Pendidikan Nasional Indonesia

Pendidikan Memandirikan Bangsa
Oleh : Ki SUGENG SUBAGYA

Bagaimanakah pendidikan berperan dalam memandirikan bangsa ? Itulah persoalan besar kita dewasa ini.

Bung Karno jauh hari me”wanti-wanti” dengan “Trisakti”nya. Bangsa Indonesia harus (1) berdaulat secara politik, (2) berdikari secara ekonomi, dan (3) berkepribadian secara kebudayaan. Satu dasawarsa sebelumnya, Ki Hadjar Dewantara memberkan panduan bangsa merdeka melalui tembang “Wasita Rini”. Penggalan pupuh ketiga tembang itu berbunyi “mardika iku jarwanya, nora mung lepas ing pangreh, nging uga kuwat kuwasa, amandhiri priyangga”. Maknanya kurang lebih, bahwa merdeka itu artinya tidak hanya lepas dari perintah orang lain. Tetapi harus kuat dan mampu mengatur diri sendiri atau mandiri.
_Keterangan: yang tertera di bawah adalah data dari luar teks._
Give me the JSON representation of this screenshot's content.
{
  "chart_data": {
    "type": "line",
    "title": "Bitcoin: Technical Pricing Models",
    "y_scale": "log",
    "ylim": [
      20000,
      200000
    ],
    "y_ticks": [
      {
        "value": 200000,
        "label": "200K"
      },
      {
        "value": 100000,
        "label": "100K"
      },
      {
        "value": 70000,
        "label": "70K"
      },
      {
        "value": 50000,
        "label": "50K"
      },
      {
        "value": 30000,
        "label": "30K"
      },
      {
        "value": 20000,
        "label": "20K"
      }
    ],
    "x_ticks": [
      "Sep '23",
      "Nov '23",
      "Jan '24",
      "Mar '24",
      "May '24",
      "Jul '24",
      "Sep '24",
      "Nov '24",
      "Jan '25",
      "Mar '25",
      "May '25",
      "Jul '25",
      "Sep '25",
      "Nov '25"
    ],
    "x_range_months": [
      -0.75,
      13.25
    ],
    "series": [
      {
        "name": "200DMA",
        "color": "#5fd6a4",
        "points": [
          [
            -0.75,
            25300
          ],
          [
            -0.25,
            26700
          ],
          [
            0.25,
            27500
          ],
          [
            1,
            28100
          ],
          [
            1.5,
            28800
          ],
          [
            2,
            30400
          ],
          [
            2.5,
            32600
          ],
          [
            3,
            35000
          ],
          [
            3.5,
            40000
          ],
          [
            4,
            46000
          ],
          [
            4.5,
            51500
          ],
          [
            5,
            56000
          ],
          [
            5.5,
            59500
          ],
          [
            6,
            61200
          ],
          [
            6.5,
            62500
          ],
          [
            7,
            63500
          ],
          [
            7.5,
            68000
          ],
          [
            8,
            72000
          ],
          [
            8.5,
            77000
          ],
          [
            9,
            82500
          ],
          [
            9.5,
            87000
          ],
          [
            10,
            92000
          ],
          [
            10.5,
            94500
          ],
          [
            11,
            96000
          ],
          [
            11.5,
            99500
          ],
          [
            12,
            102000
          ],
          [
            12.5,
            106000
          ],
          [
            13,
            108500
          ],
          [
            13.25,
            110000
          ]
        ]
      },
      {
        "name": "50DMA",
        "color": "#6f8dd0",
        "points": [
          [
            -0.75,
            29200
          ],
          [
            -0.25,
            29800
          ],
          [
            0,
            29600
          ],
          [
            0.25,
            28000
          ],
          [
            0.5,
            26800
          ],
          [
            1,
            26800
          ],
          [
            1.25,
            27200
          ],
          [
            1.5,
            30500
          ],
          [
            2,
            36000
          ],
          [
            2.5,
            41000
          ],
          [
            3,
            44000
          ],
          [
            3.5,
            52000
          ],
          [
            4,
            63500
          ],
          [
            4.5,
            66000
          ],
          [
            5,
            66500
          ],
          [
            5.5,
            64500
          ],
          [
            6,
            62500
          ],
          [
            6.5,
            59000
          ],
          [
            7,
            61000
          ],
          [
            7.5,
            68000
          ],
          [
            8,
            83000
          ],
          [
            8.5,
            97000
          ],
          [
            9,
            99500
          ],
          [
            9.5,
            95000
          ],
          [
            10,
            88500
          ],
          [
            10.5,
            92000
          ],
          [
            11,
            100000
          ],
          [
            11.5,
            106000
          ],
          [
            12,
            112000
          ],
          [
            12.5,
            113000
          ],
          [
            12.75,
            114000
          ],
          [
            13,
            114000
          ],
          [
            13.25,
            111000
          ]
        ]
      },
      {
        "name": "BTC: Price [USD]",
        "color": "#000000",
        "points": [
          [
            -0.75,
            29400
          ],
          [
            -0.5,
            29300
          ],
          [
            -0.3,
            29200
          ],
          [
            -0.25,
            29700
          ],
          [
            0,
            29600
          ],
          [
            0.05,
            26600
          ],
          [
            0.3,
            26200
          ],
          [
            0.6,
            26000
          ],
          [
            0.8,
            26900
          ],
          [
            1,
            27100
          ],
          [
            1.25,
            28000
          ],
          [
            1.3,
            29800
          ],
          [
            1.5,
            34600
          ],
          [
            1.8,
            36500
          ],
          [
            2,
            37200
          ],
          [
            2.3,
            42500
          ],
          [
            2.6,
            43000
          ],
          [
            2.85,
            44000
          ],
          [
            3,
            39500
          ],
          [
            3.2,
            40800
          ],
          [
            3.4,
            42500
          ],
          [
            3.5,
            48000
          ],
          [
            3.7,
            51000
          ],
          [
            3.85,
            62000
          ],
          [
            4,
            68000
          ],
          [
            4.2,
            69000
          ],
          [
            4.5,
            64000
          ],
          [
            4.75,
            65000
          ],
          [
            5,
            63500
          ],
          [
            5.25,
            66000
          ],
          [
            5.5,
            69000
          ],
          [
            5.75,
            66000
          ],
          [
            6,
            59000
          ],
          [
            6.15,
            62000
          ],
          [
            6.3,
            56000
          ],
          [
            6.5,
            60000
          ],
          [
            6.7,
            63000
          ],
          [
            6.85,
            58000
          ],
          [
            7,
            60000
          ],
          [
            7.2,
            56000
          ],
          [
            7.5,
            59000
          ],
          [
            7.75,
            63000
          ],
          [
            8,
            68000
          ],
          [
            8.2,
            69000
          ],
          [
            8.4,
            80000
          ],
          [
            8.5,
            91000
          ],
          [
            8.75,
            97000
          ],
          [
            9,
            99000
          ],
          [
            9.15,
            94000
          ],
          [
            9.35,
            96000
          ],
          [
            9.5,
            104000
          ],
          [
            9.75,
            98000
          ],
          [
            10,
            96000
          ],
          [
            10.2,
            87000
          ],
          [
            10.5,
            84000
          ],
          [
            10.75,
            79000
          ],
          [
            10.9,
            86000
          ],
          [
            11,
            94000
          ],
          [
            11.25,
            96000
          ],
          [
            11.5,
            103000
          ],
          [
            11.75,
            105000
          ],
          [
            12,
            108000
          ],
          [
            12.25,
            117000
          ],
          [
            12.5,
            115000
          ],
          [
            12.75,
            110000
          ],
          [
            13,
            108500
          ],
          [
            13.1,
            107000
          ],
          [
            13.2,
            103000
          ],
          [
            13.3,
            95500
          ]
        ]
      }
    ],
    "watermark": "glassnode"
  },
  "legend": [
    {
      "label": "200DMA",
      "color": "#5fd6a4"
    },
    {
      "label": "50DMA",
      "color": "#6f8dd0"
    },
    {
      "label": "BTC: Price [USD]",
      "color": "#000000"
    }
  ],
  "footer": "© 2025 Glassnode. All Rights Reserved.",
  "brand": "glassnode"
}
Melihat fakta yang ada, keadaan bangsa Indonesia masih jauh dari cita-cita bangsa mandiri. Ketergantungan, lebih dari sekadar bantuan, dalam menyelesaikan berbagai persoalan, berakibat bangsa ini terjerat ketidakmandirian. Aspek ideologi, politik, ekonomi, sosial, budaya, pertahanan, dan keamanan dalam kungkungan bangsa lain. Krisis identitas dan jati diri sebagai bangsa mulai berkembang sebagai akibat implementasi westernisasi tanpa filtrasi kebudayaan.

Mendidik Insan Mandiri
Ki Sarino Mangunpranoto, merumuskan jiwa mandiri sebagai pribadi ksatria yang tidak mengharap bantuan orang lain dengan ikatan apapun. Ia mampu bekerja tanpa perintah orang lain. Ia mampu mengatur diri sendiri dan berkuasa atas dirinya sendiri. Jiwa mandiri hanya dapat dibangun dengan pendidikan merdeka.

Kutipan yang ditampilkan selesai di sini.